Leitsatz
Die Zugangsvermutung innerhalb von 3 Tagen kann bei der Übergabe an einen privaten Postdienstleister im Einzelfall widerlegt werden.
Sachverhalt
Gegenüber der Klägerin wurde der Einkommensteuerbescheid 2017 mit Datum 15.6.2018 erlassen. Am 19.6.2018 faxte die Klägerin den Bescheid an eine Steuerberatungsgesellschaft, die am 19.7.2018 Einspruch gegen den Bescheid einlegte. Dabei wurde geltend gemacht, dass der Bescheid erst am 19.6.2018 bei der Klägerin eingegangen sei, sodass die Einspruchsfrist von einem Monat gewahrt sei. Das Finanzamt vertrat hingegen die Auffassung, der Bescheid sei am 15.6.2018 an einen Postdienstleiter übergeben worden. Deshalb bestehe die Zugangsvermutung innerhalb von 3 Tagen.
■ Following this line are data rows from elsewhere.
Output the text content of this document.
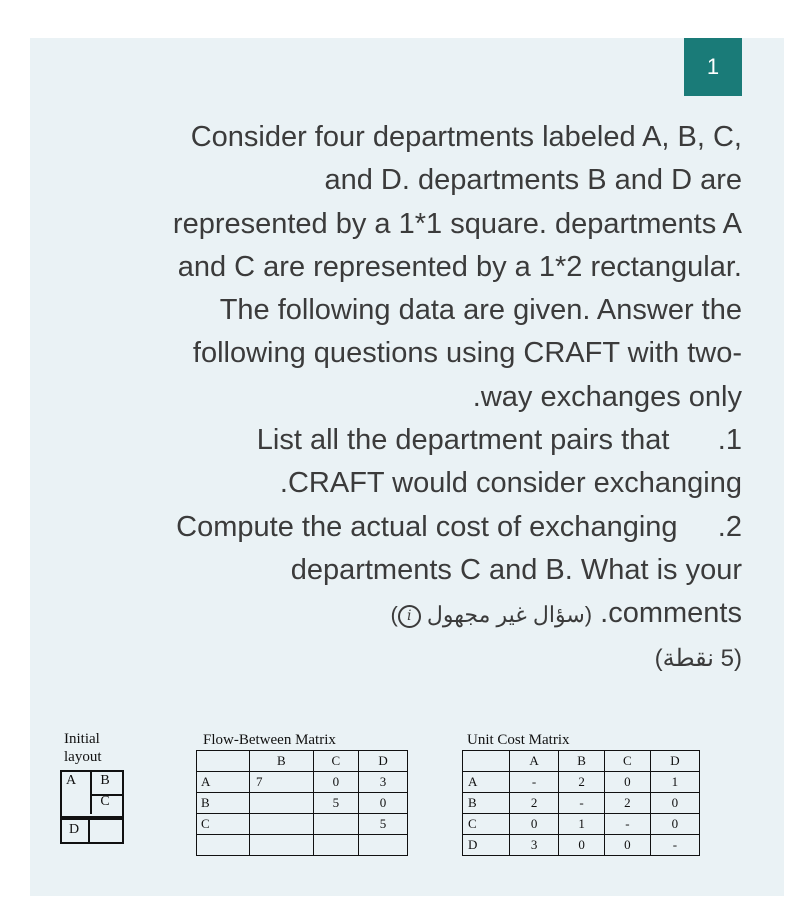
1
Consider four departments labeled A, B, C,
and D. departments B and D are
represented by a 1*1 square. departments A
and C are represented by a 1*2 rectangular.
The following data are given. Answer the
following questions using CRAFT with two-
.way exchanges only
List all the department pairs that      .1
.CRAFT would consider exchanging
Compute the actual cost of exchanging     .2
departments C and B. What is your
( i (سؤال غير مجهول .comments
(5 نقطة)
Initial
layout
A	B
C
D
Flow-Between Matrix
	B	C	D
A	7	0	3
B		5	0
C			5

Unit Cost Matrix
	A	B	C	D
A	-	2	0	1
B	2	-	2	0
C	0	1	-	0
D	3	0	0	-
Die entsprechende Vermutung sei nicht widerlegt worden. Deshalb sei der Einspruch außerhalb der gesetzlichen Frist erhoben worden und sei damit unzulässig. Die Klägerin wandte sich an das zuständige Finanzgericht.
Entscheidung
Das Finanzgericht Berlin-Brandenburg gab der Klage statt. Die Einspruchsfrist habe entgegen der Auffassung des Finanzamts erst am 20.6.2018 begonnen, sodass der Einspruch fristgemäß erhoben worden sei. Zwar stehe nach der Auffassung des Gerichts fest, dass der Bescheid am 15.6.2010 zur Post aufgegeben worden sei, was grundsätzlich zum Beginn der Frist von 3 Tagen führe. Im Sachverhalt sei die Aufgabe aber nicht an die Deutsche Post erfolgt, sondern an einen privaten Postdienstleister. Bei diesem sei aufgrund der Umstände nicht davon auszugehen, dass die Zugangsvermutung gelte. Die Zugangsvermutung innerhalb von 3 Tagen sei zu einer Zeit normiert worden, als ausschließlich die Deutsche Post die Briefzustellung an 6 Tagen in der Woche durchgeführt habe. Es stehe aber aufgrund der Beweisaufnahme fest, dass diese Zustellung an 6 Tagen durch den privaten Postdienstleister nicht erfolge. Es sei deshalb bereits fraglich, ob das Unternehmen als Post im Sinne des § 122 AO anzusehen sei. In jedem Fall stehe fest, dass von einer Zustellung innerhalb von 3 Tagen nicht auszugehen sei. Die ermittelten Umstände sprechen vielmehr dafür, dass der Bescheid tatsächlich erst 19.6.2018 bei der Klägerin eingegangen sei und umgehend an die Steuerberatungsgesellschaft gefaxt worden sei. Der Einspruch wurde deshalb fristgemäß innerhalb der Monatsfrist erhoben.
Hinweis
Die Entscheidung betrifft einen sehr praxisrelevanten Fall. Wohl jeder kann ein Klagelied über die teils langen Postlaufzeiten singen. Dies gilt im Übrigen nicht nur für die im Urteil im Mittelpunkt stehenden privaten Postunternehmen, sondern auch für die Deutsche Post. Die Zusage der Zustellung von Post an 6 Tagen in der Woche, gerade im privaten Bereich, kann auch bei dieser in der Praxis nur als Farce bezeichnet werden. Auch kann wohl jeder über Postlaufzeiten innerhalb einer Stadt von weit mehr als 3 Tagen berichten. Insofern entspricht die Vermutung, dass ein Verwaltungsakt innerhalb von 3 Tagen nach seiner Aufgabe zur Post zugegangen ist, längst nicht mehr der Realität. Der Gesetzgeber ist aufgerufen, hier de lege ferenda etwas zu unternehmen. Das Urteil führt aber auch vor Augen, wie aufwändig es im Einzelfall sein kann, die Zugangsvermutung zu widerlegen. Deshalb kann der Rat nur lauten, es – soweit möglich – nicht zu dieser Situation kommen zu lassen. Besser einmal zu viel fristwahrend Einspruch eingelegt, als später in Beweisnöte zu kommen. Die Entscheidung ist aktuell nicht rechtskräftig, da die Revision zum BFH zugelassen wurde.